Third Annual Report on Orphans and Vulnerable Children in Developing Countries Released
Source: U.S. Agency for International Development
The U.S. Government released today a report on assistance to highly vulnerable children in developing countries, U.S. Government and Partners: Working Together on a Comprehensive, Coordinated and Effective Response to Highly Vulnerable Children.
Seven federal departments and agencies – Agriculture, Defense, Health and Human Services, Labor, State, Peace Corps, and USAID – provided approximately $5 billion to assist highly vulnerable children and families in FY 2008.

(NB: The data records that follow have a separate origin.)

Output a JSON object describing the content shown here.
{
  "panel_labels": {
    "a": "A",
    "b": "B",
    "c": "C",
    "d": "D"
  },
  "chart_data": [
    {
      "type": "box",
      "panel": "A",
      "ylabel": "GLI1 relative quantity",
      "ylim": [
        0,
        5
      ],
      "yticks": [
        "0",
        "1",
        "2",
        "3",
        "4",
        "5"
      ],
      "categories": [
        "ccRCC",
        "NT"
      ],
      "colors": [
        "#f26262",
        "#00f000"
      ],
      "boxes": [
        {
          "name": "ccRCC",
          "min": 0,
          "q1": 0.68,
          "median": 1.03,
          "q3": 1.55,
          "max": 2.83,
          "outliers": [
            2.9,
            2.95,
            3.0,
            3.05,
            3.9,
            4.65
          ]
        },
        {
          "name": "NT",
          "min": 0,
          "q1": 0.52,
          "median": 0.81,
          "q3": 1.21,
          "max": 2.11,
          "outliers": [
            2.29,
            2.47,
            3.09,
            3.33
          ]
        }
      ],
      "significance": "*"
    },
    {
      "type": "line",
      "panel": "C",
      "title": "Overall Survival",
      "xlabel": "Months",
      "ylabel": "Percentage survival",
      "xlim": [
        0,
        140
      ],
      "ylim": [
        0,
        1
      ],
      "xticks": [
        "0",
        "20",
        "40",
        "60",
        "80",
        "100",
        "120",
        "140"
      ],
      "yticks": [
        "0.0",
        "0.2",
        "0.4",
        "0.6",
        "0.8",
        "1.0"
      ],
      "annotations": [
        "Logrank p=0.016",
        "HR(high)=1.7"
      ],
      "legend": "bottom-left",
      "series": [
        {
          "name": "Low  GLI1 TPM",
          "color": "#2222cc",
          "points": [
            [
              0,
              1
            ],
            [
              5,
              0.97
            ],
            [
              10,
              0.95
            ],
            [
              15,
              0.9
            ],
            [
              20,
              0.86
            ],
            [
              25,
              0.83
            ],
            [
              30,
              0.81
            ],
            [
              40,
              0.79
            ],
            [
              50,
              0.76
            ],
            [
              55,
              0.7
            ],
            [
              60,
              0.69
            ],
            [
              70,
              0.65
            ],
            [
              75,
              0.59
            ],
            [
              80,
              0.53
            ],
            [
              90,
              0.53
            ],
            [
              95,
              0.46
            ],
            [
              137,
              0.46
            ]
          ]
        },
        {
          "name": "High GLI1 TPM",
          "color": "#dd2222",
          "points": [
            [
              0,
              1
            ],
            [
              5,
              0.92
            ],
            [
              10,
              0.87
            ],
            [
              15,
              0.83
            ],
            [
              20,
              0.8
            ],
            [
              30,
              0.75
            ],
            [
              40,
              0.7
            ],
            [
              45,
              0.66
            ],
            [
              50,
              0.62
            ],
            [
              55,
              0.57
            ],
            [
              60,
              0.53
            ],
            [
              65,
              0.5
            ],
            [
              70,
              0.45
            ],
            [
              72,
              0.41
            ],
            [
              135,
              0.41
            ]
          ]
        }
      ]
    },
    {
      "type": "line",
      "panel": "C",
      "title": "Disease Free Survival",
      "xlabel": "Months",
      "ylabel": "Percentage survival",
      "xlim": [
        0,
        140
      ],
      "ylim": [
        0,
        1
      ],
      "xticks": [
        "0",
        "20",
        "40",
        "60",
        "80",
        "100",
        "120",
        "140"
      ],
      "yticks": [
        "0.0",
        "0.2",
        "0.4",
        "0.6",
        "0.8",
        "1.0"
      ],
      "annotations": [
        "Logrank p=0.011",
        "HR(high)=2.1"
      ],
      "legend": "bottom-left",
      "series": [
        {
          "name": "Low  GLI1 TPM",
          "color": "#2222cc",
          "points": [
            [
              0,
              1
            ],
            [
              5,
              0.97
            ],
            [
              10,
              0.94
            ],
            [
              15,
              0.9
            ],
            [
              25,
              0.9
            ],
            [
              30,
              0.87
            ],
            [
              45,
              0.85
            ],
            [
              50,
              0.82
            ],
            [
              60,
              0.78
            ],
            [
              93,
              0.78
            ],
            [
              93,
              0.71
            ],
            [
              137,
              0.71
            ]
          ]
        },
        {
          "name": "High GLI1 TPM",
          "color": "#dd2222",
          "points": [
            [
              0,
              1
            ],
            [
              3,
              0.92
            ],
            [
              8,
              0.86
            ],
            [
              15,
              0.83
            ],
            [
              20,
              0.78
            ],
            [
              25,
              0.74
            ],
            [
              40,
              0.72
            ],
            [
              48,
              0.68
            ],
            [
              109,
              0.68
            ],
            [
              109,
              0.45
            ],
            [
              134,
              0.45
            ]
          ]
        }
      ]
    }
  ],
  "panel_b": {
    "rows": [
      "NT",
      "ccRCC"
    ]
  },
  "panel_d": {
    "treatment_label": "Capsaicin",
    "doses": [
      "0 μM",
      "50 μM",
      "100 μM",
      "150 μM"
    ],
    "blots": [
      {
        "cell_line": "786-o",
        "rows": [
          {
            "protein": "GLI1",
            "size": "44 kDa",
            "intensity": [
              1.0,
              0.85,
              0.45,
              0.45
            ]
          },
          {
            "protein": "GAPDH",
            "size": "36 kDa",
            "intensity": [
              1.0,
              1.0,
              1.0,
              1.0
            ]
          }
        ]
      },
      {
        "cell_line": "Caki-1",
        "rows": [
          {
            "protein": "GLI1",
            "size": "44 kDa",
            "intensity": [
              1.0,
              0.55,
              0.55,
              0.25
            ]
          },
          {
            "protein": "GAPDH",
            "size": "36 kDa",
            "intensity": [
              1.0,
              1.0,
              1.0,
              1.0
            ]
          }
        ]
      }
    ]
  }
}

However, according to the report, the situation for children worldwide remains deeply distressing. The global economic crisis is making more children vulnerable and constraining the availability of resources to help them. The report offers a sobering statistical summary of the effects of poverty, bad governance, conflict, disaster and disease on children. For example, an estimated:
- 428,000,000 children are living in extreme poverty;
- 150,000,000 girls have experienced sexual abuse;
- 163,000,000 children have lost one or both parents;
- 18,300,000 children have lost both parents;
- 2,000,000 children are in institutional care;
- 218,000,000 children are engaged in various forms of labor; and
- 1,800,000 children are engaged in prostitution and pornography.
The majority of children who are refugees, internally displaced, living on the streets or in institutions, associated with armed groups, vulnerable to trafficking and child labor, or suffering the effects of HIV/AIDS tend to have one thing in common: extreme poverty. The report asserts that poverty is a more consistent predictor of children’s vulnerability than orphanhood.
The report provides recent data and research findings on orphans and orphanhood. Surveys show that the vast majority of the estimated163 million orphans worldwide in 2008 live with a surviving parent or kin. Orphans are defined by the UN as children who have lost one or both parents.